The Karma of Brown Folk
There is much in this book that may appear parochial, but if we are to be truly critical multiculturalists, we must be willing to enter domains without safe translations so that we can understand and engage with the complexities that affect the lives of others. There is, in other words, something refreshingly educational about “parochiality.” Given other circumstances, I would have much rather addressed this book to an unmarked human subject, one who is like the Subject of so much European philosophy, but such a choice is not available as long as “race” continues to be a searing category through which we are so habitually forced to live. As a social fact, race organizes the way we are viewed in society, how we often produce our own cultural communities, and how we struggle against the supremacist parochialism of many of our institutions (that, for all their openness, continue to support unspoken forms of whiteness).

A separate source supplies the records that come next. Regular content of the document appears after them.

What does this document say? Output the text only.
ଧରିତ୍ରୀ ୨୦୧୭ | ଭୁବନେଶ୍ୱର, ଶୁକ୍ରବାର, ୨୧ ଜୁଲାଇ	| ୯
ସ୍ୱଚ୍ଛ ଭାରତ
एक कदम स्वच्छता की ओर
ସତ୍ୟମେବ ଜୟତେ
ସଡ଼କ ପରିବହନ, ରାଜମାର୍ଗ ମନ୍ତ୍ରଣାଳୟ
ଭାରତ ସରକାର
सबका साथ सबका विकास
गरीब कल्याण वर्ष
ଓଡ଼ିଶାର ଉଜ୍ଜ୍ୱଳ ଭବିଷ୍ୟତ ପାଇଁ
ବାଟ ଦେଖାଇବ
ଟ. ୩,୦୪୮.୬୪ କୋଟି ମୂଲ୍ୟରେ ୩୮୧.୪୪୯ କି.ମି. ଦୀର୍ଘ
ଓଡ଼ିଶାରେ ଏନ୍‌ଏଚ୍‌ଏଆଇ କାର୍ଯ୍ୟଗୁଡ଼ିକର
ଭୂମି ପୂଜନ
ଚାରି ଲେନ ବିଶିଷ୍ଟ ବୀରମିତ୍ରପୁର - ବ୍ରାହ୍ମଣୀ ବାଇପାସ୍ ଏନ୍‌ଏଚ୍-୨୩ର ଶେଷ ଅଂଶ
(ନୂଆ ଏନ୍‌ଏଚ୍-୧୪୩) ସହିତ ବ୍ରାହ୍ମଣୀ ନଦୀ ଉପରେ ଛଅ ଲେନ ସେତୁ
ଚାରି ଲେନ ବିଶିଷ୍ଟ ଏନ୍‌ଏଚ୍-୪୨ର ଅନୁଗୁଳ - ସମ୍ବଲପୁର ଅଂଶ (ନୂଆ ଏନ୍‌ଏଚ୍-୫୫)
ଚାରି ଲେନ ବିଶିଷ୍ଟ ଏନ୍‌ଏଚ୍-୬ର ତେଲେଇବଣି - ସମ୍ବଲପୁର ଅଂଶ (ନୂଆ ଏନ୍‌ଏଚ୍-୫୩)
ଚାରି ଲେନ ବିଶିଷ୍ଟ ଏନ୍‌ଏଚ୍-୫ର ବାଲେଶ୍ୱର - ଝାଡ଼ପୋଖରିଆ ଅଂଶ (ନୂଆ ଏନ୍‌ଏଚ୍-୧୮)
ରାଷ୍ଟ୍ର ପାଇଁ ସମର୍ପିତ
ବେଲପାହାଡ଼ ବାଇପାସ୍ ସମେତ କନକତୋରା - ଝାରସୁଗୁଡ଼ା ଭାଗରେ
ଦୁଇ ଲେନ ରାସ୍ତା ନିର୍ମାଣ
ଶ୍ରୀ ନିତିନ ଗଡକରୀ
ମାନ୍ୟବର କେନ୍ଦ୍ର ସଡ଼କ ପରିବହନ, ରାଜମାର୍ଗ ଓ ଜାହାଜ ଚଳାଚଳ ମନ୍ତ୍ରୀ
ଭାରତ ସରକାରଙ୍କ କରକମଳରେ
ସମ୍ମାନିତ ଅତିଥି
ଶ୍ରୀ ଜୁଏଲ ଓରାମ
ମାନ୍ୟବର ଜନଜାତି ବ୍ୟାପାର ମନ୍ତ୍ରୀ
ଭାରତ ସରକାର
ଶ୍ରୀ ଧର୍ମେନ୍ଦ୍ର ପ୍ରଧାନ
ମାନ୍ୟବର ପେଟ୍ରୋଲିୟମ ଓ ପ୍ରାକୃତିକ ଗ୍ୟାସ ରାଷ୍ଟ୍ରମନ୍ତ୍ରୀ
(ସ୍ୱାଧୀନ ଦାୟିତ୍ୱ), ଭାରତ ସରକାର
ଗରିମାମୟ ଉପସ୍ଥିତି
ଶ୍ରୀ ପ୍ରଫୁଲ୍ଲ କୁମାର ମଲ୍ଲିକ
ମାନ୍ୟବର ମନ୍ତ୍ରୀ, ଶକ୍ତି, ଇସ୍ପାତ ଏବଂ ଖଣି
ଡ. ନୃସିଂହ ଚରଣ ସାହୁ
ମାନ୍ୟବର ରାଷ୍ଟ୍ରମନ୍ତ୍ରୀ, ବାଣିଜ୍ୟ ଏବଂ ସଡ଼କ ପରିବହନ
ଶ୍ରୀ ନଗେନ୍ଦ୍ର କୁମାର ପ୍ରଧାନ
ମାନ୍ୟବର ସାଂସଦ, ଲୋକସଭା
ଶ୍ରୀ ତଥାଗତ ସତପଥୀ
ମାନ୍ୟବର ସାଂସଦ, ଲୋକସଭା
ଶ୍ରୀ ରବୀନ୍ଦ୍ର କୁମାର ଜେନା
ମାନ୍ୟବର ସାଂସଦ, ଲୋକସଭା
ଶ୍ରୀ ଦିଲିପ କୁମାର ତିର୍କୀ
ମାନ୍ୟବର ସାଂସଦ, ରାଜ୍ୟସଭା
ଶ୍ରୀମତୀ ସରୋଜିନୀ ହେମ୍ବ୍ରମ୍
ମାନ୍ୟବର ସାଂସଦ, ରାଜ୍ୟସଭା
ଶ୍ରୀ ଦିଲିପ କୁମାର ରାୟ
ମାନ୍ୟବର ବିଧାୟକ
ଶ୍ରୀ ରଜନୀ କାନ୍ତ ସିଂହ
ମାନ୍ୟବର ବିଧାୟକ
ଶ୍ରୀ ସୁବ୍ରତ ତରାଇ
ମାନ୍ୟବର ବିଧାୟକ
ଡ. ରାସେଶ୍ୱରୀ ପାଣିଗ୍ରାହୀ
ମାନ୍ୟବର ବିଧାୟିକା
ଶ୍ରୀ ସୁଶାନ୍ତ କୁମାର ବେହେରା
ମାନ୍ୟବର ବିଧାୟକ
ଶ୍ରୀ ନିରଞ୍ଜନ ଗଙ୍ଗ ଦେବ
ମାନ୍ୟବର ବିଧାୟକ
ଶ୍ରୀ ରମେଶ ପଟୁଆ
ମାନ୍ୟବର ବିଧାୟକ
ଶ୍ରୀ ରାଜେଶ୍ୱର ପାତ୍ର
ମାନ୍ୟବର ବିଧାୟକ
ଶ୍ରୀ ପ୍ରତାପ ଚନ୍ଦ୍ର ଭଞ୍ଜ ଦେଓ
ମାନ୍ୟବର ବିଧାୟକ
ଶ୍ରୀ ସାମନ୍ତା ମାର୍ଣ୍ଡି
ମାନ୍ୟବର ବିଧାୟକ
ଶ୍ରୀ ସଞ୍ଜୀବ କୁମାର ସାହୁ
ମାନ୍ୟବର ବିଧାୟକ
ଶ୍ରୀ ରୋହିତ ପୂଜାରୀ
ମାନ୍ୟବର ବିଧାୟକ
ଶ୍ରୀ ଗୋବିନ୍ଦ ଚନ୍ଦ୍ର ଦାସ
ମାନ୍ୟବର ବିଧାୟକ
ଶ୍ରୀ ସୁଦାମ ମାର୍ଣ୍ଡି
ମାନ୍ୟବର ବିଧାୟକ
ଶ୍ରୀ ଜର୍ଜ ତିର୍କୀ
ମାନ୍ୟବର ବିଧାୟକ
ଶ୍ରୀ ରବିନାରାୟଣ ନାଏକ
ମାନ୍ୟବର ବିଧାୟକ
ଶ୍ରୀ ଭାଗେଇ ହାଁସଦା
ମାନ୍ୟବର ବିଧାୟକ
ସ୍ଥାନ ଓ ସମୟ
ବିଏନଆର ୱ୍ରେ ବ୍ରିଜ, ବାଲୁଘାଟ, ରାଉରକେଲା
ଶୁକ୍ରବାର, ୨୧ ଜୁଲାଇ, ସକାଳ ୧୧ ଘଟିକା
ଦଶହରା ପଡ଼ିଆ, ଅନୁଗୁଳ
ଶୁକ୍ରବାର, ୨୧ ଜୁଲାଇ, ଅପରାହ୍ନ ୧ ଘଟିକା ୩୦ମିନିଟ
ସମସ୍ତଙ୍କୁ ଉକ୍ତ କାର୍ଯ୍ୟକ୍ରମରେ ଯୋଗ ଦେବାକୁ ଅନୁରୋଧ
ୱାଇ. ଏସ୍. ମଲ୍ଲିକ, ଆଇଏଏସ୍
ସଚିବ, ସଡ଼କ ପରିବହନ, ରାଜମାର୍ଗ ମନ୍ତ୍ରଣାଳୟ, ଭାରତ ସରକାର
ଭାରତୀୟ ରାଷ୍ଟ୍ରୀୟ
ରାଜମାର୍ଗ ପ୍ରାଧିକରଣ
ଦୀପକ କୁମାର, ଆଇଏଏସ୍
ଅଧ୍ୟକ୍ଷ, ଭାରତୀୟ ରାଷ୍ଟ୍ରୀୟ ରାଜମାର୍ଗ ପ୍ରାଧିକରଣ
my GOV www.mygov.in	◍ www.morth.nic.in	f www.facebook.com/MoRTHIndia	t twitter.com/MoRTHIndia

The resilience of race in our lives cannot be easily dismissed in favor of an imputed universalism, since we might want to allow those who fight from standpoints of oppression to come from concrete identities (such as race, but also ethnicity, regions, sexuality, gender, and class) to produce forms of unity that can only be seen in struggle rather than in some abstract theoretical arithmetic. Most notions of identity are not unalloyed, and many celebrate the importance of the politics of identification; we must learn to harness these identifications in the hope of a future rather than denying the right of oppressed peoples to explore their own cultural resources toward the construction of a complex political will.